Er stützte sich mit der Hand auf das Bett, und mit der anderen griff er nach meinem Arm, den ich ihm hilfreich anbot. Er stellte sich auf sein linkes Bein und umarmte mich herzlich.
„Schön, dass du da bist“, raunte er in mein Ohr, was mir die Luft nahm.
Sein warmer Atem streifte meinen Hals, und ich bekam eine Gänsehaut. Ohne meinen Arm loszulassen, auf den er sich stützte, sah er mich an und strahlte vor Freude, endlich hier rauszukommen.
„Auf geht’s, ich bin fertig“, rief er munter.
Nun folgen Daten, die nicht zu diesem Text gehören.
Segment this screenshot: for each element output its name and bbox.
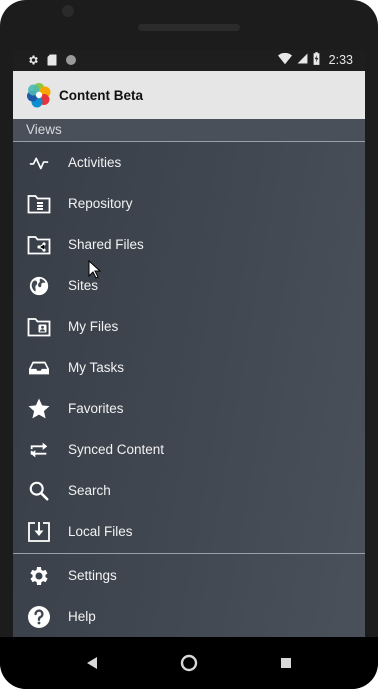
battery-charging-icon	[313, 52, 320, 68]
sd-card-icon	[47, 53, 57, 71]
menu-label: Repository	[68, 196, 133, 211]
menu-item-repository[interactable]: Repository	[13, 183, 365, 224]
menu-item-search[interactable]: Search	[13, 470, 365, 511]
inbox-tray-icon	[26, 355, 52, 381]
menu-label: Activities	[68, 155, 122, 170]
menu-item-local-files[interactable]: Local Files	[13, 511, 365, 552]
back-icon[interactable]	[78, 649, 106, 677]
search-icon	[26, 478, 52, 504]
status-notifications	[27, 53, 77, 71]
sync-arrows-icon	[26, 437, 52, 463]
cell-signal-icon	[297, 53, 308, 67]
section-header-label: Views	[26, 122, 62, 137]
front-camera	[62, 5, 74, 17]
status-time: 2:33	[328, 53, 353, 67]
menu-item-shared-files[interactable]: Shared Files	[13, 224, 365, 265]
menu-label: Synced Content	[68, 442, 165, 457]
menu-item-synced-content[interactable]: Synced Content	[13, 429, 365, 470]
section-header: Views	[13, 119, 365, 141]
menu-item-activities[interactable]: Activities	[13, 142, 365, 183]
gear-icon	[27, 53, 39, 71]
menu-label: Sites	[68, 278, 99, 293]
star-icon	[26, 396, 52, 422]
home-icon[interactable]	[175, 649, 203, 677]
menu-label: My Files	[68, 319, 119, 334]
status-system-icons: 2:33	[277, 52, 353, 68]
phone-frame: 2:33 Content Beta Views Activities Repos…	[0, 0, 378, 689]
globe-icon	[26, 273, 52, 299]
app-title: Content Beta	[59, 87, 143, 103]
app-bar: Content Beta	[13, 71, 365, 119]
activity-pulse-icon	[26, 150, 52, 176]
navigation-drawer: Views Activities Repository Shared Files…	[13, 119, 365, 637]
device-screen: 2:33 Content Beta Views Activities Repos…	[13, 50, 365, 637]
download-box-icon	[26, 519, 52, 545]
menu-item-sites[interactable]: Sites	[13, 265, 365, 306]
divider	[13, 553, 365, 554]
menu-label: Local Files	[68, 524, 133, 539]
gear-icon	[26, 563, 52, 589]
earpiece-speaker	[138, 24, 240, 31]
menu-item-help[interactable]: Help	[13, 596, 365, 637]
menu-item-my-tasks[interactable]: My Tasks	[13, 347, 365, 388]
menu-label: Shared Files	[68, 237, 144, 252]
folder-share-icon	[26, 232, 52, 258]
menu-label: Settings	[68, 568, 117, 583]
menu-item-favorites[interactable]: Favorites	[13, 388, 365, 429]
help-circle-icon	[26, 604, 52, 630]
alfresco-logo-icon	[26, 82, 52, 108]
mouse-pointer-icon	[88, 260, 102, 279]
menu-label: Favorites	[68, 401, 124, 416]
menu-item-my-files[interactable]: My Files	[13, 306, 365, 347]
menu-label: Help	[68, 609, 96, 624]
menu-label: My Tasks	[68, 360, 125, 375]
menu-label: Search	[68, 483, 111, 498]
status-bar: 2:33	[13, 50, 365, 71]
menu-item-settings[interactable]: Settings	[13, 555, 365, 596]
recents-icon[interactable]	[272, 649, 300, 677]
circle-icon	[65, 53, 77, 71]
wifi-icon	[277, 52, 292, 68]
folder-person-icon	[26, 314, 52, 340]
system-nav-bar	[0, 637, 378, 689]
folder-database-icon	[26, 191, 52, 217]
Ich ließ ihn einen Moment allein sein Gleichgewicht halten und reichte ihm zwei Krücken, die an der Wand lehnten.
„Meinst du nicht, deine Kleidung ist etwas unpassend?“, fragte ich, und mein Blick wanderte über die zerrissenen Jeans und sein schmutziges T-Shirt.
„Na ja, ich sehe zwar nicht so sensationell aus wie du, aber ich habe leider nichts anderes.“
„Dafür ist gesorgt“, sagte ich und öffnete die Tasche, die Anna mir mitgegeben hatte.